2.0 regression: large overhead of `libsolv`'s `solver_unifyrules` when multichannels are used

mamba-org / mamba

The Fast Cross-Platform Package Manager

https://mamba.readthedocs.io

BSD 3-Clause "New" or "Revised" License

6.9k stars 355 forks source link

2.0 regression: large overhead of `libsolv`'s `solver_unifyrules` when multichannels are used #3393

Closed Hind-M closed 2 weeks ago

Hind-M commented 3 months ago

From @ndevenish in the QS lobby on gitter: " Is there any known issues with current micromamba about resource usage, possibly related to Centos/RHEL? I've had two separate people come to me this week with issues with: a) using micromamba in a container build dying because it filled their entire temp disk (when installing very few packages). b) being what looked like OOM killed after taking >60% of their memory. Both tasks which have worked before.

The out-of-disk-space instance was running: micromamba create -y -c conda-forge gnuplot python numpy pymca workflows>=1.7 xraylib zocalo and it took at least 4GB of scratch disk space (the smallest of possible locations that podman was using to do container working on their system).

The other instance didn't get past resolving (an admittedly rather large requirement) but was using >9GB of ram on a 16GB machine the last time I checked before it died. "

Hind-M commented 3 months ago

Used micromamba version: 2.0.0rc0

jjerphan commented 3 months ago

I cannot reproduce the errors which you report using conda-forge/label/micromamba_dev/linux-64/micromamba-2.0.0{rc0-1,rc1-2}.

On my machine, installing those packages take around 1.5GiB of memory storage in the $CONDA_PREFIX, while using less than 1GiB of RAM.

@ndevenish: Could you provide the difference of your instances' resource usage when using micromamba<2.0.0rc0 and micromamba>=2.0.0rc0?
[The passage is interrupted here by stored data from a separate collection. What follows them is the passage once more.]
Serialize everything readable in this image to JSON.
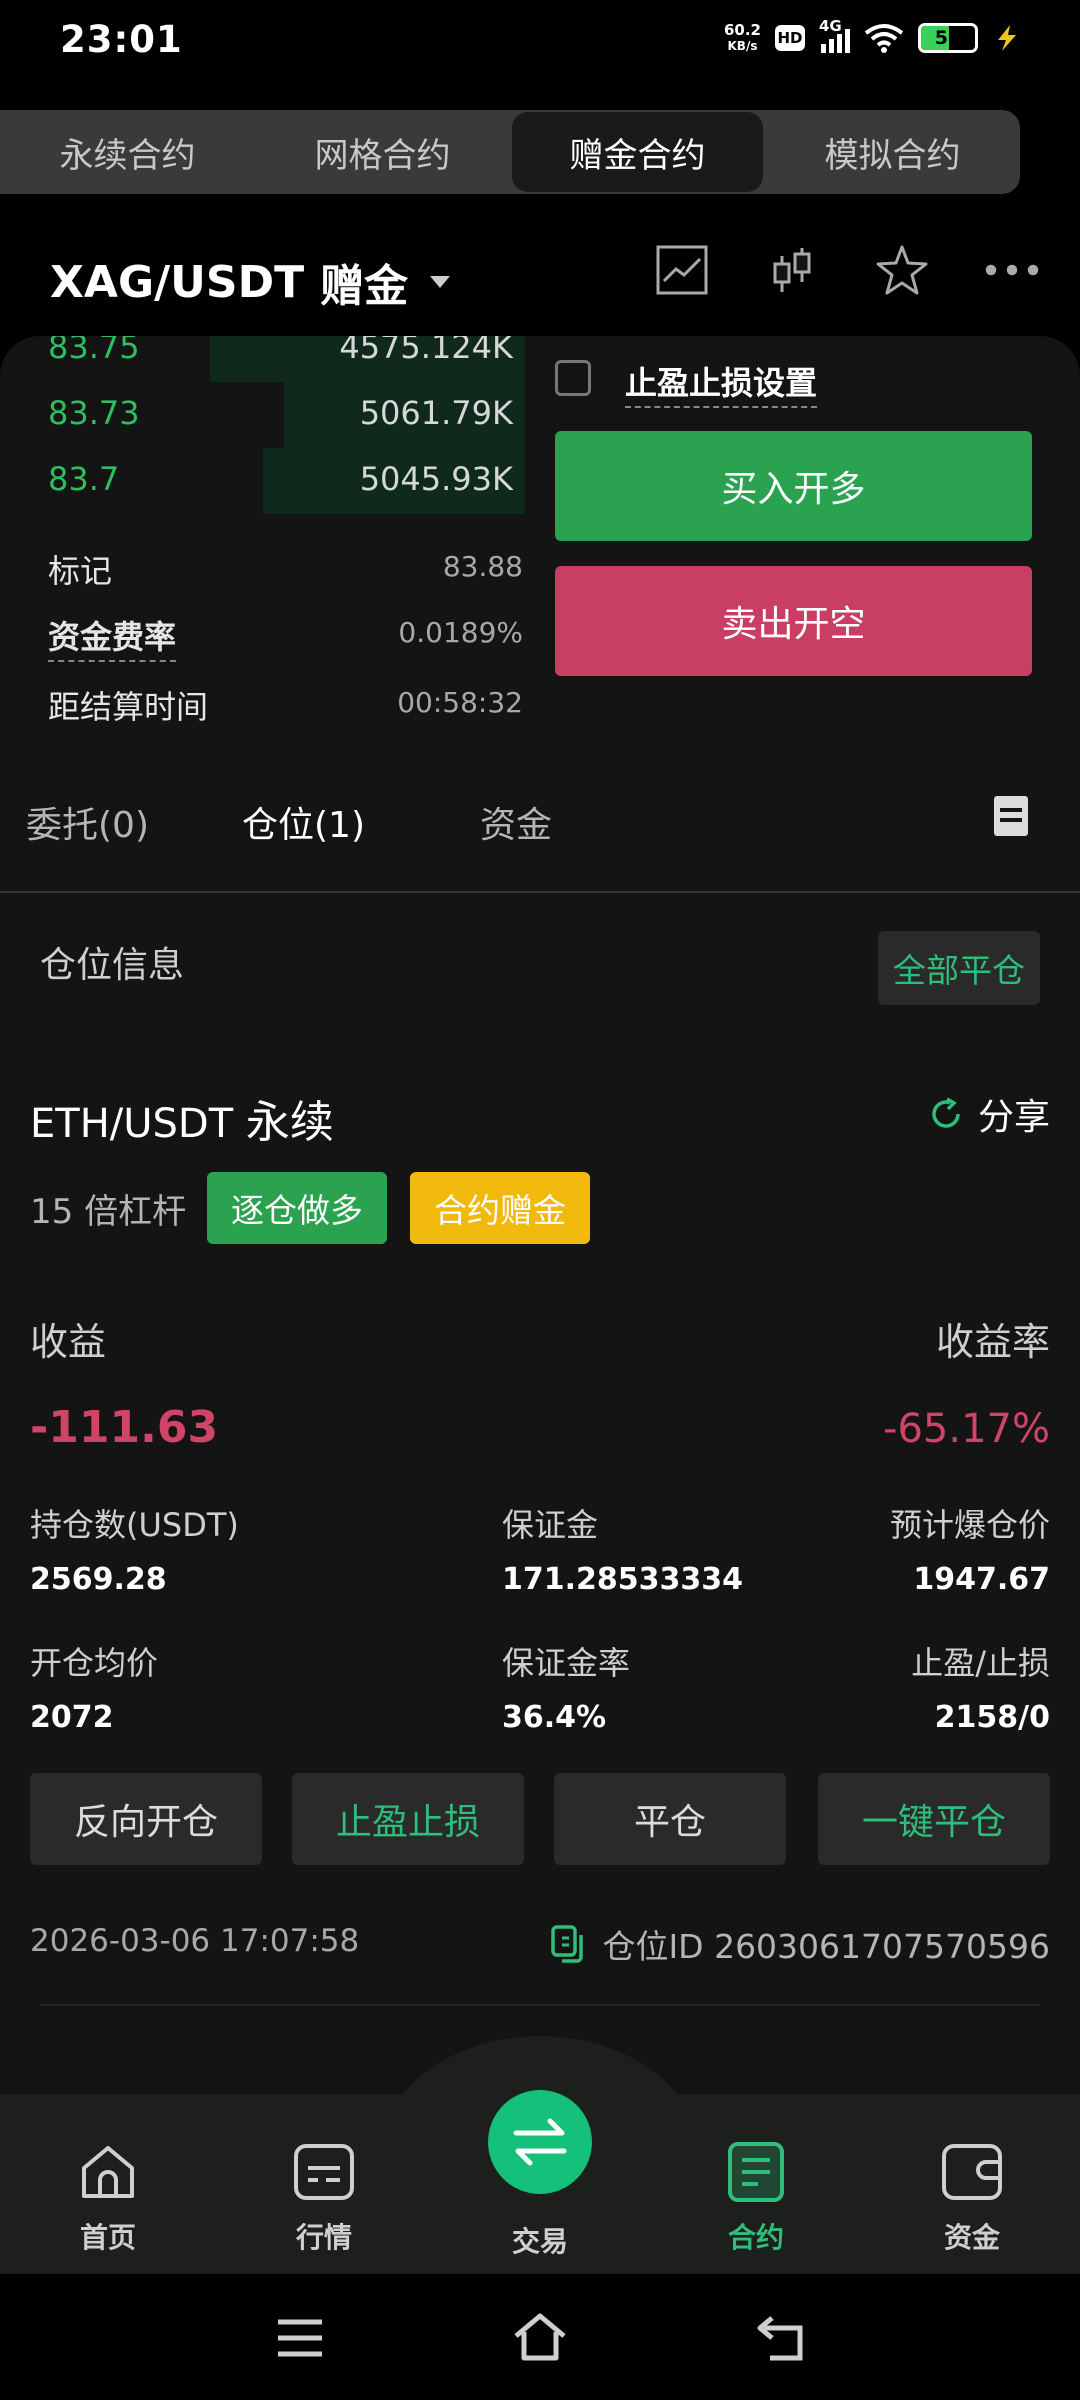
{
  "status_bar": {
    "time": "23:01",
    "net_speed_value": "60.2",
    "net_speed_unit": "KB/s",
    "hd": "HD",
    "network": "4G",
    "battery": "51",
    "battery_level": 0.51,
    "battery_color": "#3ccf5a"
  },
  "top_tabs": [
    "永续合约",
    "网格合约",
    "赠金合约",
    "模拟合约"
  ],
  "active_tab": "赠金合约",
  "pair": {
    "symbol": "XAG/USDT",
    "type": "赠金"
  },
  "header_icons": [
    "chart-icon",
    "candlestick-icon",
    "star-icon",
    "more-icon"
  ],
  "order_book": [
    {
      "price": "83.75",
      "qty": "4575.124K",
      "depth": 0.6
    },
    {
      "price": "83.73",
      "qty": "5061.79K",
      "depth": 0.46
    },
    {
      "price": "83.7",
      "qty": "5045.93K",
      "depth": 0.5
    }
  ],
  "info": {
    "mark_label": "标记",
    "mark_value": "83.88",
    "funding_label": "资金费率",
    "funding_value": "0.0189%",
    "settle_label": "距结算时间",
    "settle_value": "00:58:32"
  },
  "trade": {
    "tpsl_label": "止盈止损设置",
    "buy_label": "买入开多",
    "sell_label": "卖出开空"
  },
  "sub_tabs": {
    "orders": "委托(0)",
    "positions": "仓位(1)",
    "funds": "资金"
  },
  "position": {
    "section_title": "仓位信息",
    "close_all": "全部平仓",
    "symbol": "ETH/USDT",
    "kind": "永续",
    "share": "分享",
    "leverage": "15 倍杠杆",
    "mode_badge": "逐仓做多",
    "bonus_badge": "合约赠金",
    "pnl_label": "收益",
    "pnl_rate_label": "收益率",
    "pnl_value": "-111.63",
    "pnl_rate_value": "-65.17%",
    "size_label": "持仓数(USDT)",
    "size_value": "2569.28",
    "margin_label": "保证金",
    "margin_value": "171.28533334",
    "liq_label": "预计爆仓价",
    "liq_value": "1947.67",
    "entry_label": "开仓均价",
    "entry_value": "2072",
    "margin_rate_label": "保证金率",
    "margin_rate_value": "36.4%",
    "tpsl_label": "止盈/止损",
    "tpsl_value": "2158/0",
    "btn_reverse": "反向开仓",
    "btn_tpsl": "止盈止损",
    "btn_close": "平仓",
    "btn_quick_close": "一键平仓",
    "time": "2026-03-06 17:07:58",
    "id_label": "仓位ID 2603061707570596"
  },
  "bottom_nav": {
    "home": "首页",
    "market": "行情",
    "trade": "交易",
    "contract": "合约",
    "assets": "资金"
  },
  "colors": {
    "green": "#2aa24f",
    "red": "#c93f63",
    "accent": "#2ebd7a",
    "yellow": "#f0b90b"
  }
}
ndevenish commented 1 month ago

When this ticket was made it was a while since I had seen it happen to people.

Now 2.0.0 is out I am seeing this happen on CI

ndevenish commented 1 month ago

On this environment file

ndevenish commented 1 month ago

This is exactly 700 GB btw

ndevenish commented 1 month ago

RHEL8, 16GB memory machine:

curl -JLO https://raw.githubusercontent.com/dials/dials/refs/heads/main/.conda-envs/linux.txt
curl -Ls https://micro.mamba.pm/api/micromamba/linux-64/latest | tar -xvj bin/micromamba
psrecord  --plot out.png "bin/micromamba create -yp ENV/ -c conda-forge --file linux.txt"

% bin/micromamba --version
2.0.0

ndevenish commented 1 month ago

Possibly because it seems to be in a package-cache-fetching loop? https://github.com/user-attachments/assets/cf71deec-db90-4735-93b1-b8e6365f2fe7

jjerphan commented 1 month ago

The repodata.json is reparsed for each package (since conda-forge:: is specified for everyone of them), causing major resource usage.

This is a regression of micromamba 2.0.0.

jjerphan commented 1 month ago

From bisecting, e874e7ea71ceefa1f52bdfd8deb6bf5bb3129316 from https://github.com/mamba-org/mamba/pull/2986 is the culprit.

ndevenish commented 1 month ago

Ah, excellent detective work. Removing the conda-forge:: prefix sounds like it should give us a way to solve the problem before a more widespread fix. From recollection, we started doing that in order to prevent pulling in from other places, but I think the only way that we generate installations now avoids that completely, so it shouldn't be needed any more.

jjerphan commented 1 month ago

Yes, we must only parse the subdirectory once.

jjerphan commented 3 weeks ago

jjerphan:mamba:fix/parsing-subdir is a WIP branch to resolve this issue, it is currently blocked by https://github.com/jbeder/yaml-cpp/issues/1322.

jjerphan commented 3 weeks ago

Actually, the channel duplication is not the only cause: most of the runtime after its correction is also due to a costly quick sort execution in libsolv's solver_unifyrules.

Using samply:

samply record $HOME/dev/mamba/build/micromamba/micromamba create -yp /tmp/5ENV/ -c conda-forge --file /tmp/linux.txt

With the conda-forge:: prefix:

with `conda-forge::`

Without the conda-forge:: prefix:

without `conda-forge::`

I guess this might be due to comparison function for package solvable when the resolution is run.

jjerphan commented 2 weeks ago

Bisecting indicates that the regression has been first introduced by e874e7ea71ceefa1f52bdfd8deb6bf5bb3129316, the merge commit of #2986.